I’ve written about little else but the pandemic, and Trump’s non-response to it, for the past several weeks. I believe this is truly the biggest failure of leadership in U.S. history.  I’m glad to see at least one pundit who has come around to my view of why Trump has been such a disaster — that he is too bleeping stupid to have any idea what is going on.

Why did Trump keep offering estimates so unrealistically low that they were overtaken by events mere weeks later, exposing him to mockery and providing fodder for attack ads? Lies are typically self-serving. Those statements were not. If he was trying to lowball death estimates so that Americans would reelect him, he needed to pick a number that wouldn’t be exceeded until after Election Day. Whether he intended to lie or attempted to tell the truth, he showed an inability to think just weeks ahead in an emergency that could last months or years.

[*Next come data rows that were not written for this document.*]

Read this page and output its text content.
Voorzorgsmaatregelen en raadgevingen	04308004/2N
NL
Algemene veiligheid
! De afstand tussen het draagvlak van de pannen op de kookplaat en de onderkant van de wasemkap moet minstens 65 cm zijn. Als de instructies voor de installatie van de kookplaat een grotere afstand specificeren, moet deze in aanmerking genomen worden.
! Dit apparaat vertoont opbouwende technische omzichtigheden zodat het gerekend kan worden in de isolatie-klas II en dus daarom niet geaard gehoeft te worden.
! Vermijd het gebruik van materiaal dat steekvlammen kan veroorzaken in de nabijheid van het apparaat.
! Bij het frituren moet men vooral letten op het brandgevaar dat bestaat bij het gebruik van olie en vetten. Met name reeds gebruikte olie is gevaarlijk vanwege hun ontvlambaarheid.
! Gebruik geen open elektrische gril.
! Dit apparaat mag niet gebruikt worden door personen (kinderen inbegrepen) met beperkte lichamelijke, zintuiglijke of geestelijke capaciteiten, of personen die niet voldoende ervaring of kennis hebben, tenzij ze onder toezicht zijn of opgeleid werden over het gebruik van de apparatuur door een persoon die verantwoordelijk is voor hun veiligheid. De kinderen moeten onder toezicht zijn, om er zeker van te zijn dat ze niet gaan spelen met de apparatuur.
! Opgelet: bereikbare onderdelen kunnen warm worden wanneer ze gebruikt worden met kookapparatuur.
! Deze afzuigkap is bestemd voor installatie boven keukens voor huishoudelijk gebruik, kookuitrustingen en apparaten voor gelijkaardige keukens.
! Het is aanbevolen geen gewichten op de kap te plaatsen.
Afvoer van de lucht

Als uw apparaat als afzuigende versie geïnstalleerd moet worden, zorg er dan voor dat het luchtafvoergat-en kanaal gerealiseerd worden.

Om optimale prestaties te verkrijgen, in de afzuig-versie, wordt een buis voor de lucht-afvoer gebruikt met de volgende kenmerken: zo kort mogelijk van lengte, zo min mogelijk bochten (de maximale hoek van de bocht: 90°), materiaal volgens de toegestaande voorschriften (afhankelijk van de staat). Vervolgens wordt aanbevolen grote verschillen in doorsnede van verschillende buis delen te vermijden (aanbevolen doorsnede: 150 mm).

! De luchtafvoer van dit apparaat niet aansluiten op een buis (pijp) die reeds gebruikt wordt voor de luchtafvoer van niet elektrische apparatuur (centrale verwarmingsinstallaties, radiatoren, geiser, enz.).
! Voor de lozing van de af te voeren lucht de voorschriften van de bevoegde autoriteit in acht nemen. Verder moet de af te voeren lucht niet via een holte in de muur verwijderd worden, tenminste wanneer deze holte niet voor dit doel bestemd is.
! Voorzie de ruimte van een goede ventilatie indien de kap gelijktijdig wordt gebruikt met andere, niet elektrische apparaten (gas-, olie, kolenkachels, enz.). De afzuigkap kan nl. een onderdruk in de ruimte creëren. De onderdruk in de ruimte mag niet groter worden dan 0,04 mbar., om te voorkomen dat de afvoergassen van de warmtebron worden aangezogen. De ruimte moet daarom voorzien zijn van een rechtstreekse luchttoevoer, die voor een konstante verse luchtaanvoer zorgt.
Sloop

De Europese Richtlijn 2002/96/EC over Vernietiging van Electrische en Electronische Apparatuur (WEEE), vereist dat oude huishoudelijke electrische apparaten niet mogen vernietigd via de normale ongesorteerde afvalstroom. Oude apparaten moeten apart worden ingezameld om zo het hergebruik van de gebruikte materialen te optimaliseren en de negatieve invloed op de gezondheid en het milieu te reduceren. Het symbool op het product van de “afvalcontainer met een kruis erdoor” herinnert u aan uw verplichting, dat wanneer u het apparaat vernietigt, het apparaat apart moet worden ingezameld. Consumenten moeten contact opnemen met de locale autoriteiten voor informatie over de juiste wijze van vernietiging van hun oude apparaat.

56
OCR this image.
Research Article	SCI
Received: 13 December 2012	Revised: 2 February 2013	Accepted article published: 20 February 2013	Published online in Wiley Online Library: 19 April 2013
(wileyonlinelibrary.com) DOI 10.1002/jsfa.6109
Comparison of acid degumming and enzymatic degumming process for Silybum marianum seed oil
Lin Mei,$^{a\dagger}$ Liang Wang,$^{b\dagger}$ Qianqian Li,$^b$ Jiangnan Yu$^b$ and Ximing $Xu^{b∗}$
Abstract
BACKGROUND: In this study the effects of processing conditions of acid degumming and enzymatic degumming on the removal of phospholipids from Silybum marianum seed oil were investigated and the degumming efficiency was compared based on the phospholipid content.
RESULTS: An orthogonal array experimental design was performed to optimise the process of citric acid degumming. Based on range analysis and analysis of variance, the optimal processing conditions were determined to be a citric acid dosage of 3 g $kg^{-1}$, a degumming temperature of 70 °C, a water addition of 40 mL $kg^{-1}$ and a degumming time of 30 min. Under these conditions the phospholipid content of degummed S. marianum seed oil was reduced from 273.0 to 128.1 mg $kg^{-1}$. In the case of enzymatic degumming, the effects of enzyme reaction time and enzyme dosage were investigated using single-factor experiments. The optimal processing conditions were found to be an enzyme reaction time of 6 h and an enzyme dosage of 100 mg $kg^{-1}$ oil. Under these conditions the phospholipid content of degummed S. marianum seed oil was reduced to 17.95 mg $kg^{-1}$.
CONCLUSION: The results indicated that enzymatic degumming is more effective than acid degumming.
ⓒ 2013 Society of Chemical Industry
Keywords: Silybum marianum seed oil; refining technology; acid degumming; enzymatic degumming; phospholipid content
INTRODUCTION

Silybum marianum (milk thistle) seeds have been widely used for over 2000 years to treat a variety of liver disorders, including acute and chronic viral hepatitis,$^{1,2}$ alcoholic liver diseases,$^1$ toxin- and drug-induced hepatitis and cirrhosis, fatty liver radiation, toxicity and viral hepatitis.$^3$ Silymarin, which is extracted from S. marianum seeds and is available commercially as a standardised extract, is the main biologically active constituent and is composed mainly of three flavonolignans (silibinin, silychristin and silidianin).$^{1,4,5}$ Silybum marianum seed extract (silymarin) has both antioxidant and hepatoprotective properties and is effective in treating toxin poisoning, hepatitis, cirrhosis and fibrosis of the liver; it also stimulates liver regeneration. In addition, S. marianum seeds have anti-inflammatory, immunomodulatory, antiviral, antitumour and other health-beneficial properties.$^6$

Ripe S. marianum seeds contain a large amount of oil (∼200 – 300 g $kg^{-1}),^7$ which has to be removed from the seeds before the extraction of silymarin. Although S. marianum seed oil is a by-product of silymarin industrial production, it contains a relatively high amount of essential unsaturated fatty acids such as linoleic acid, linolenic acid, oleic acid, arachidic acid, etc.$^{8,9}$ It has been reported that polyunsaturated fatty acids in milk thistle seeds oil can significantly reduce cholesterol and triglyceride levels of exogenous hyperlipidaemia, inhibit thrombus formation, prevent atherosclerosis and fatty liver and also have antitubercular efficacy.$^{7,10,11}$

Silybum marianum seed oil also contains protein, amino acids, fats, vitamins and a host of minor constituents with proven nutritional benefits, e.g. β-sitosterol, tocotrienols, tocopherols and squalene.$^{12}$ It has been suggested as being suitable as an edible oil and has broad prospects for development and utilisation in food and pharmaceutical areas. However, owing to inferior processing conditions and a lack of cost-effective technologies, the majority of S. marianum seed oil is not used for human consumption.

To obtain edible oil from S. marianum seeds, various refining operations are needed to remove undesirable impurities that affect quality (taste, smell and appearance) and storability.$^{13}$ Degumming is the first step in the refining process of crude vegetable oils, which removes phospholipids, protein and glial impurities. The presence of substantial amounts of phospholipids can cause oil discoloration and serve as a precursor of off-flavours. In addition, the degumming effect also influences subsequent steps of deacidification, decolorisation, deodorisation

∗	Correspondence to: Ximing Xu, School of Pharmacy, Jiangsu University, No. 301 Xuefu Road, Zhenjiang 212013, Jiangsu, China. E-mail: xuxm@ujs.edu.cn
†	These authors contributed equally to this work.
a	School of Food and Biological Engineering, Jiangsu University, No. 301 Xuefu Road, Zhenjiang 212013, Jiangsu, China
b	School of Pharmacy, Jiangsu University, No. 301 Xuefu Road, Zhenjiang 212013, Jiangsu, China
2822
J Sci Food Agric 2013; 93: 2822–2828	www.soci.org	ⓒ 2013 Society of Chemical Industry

Similarly, why did Trump declare that the virus would disappear when its spread was imminent? Why did he say we’re close to a vaccine when Americans are unlikely to get one before Election Day? Why did he suggest that injecting a disinfectant into the body might cure COVID-19? I used to worry that Trump’s serial mendacity might harm the nation. Now I worry even more that he isn’t lying, but rather lacks the capacity to see errors in the most obvious falsehoods. He appears to be so impulsive and attuned to the time horizon of an individual tweet, television appearance, or news cycle that he cannot strategize over a longer period.

If I believed in an anthropomorphic God, I’d be arguing that God sent the coronavirus to reveal Trump’s spectacular ineptitude so that he wouldn’t be elected again.

“Is it — does it remind you of something? Reminds you of this. Right? Ones a swab, ones a Q-tip. It’s actually different. It’s very sophisticated actually but it’s a little bit like — so this is the swab and we’ve ordered a lot of them.” Actual Trump quote from April 19 press briefing.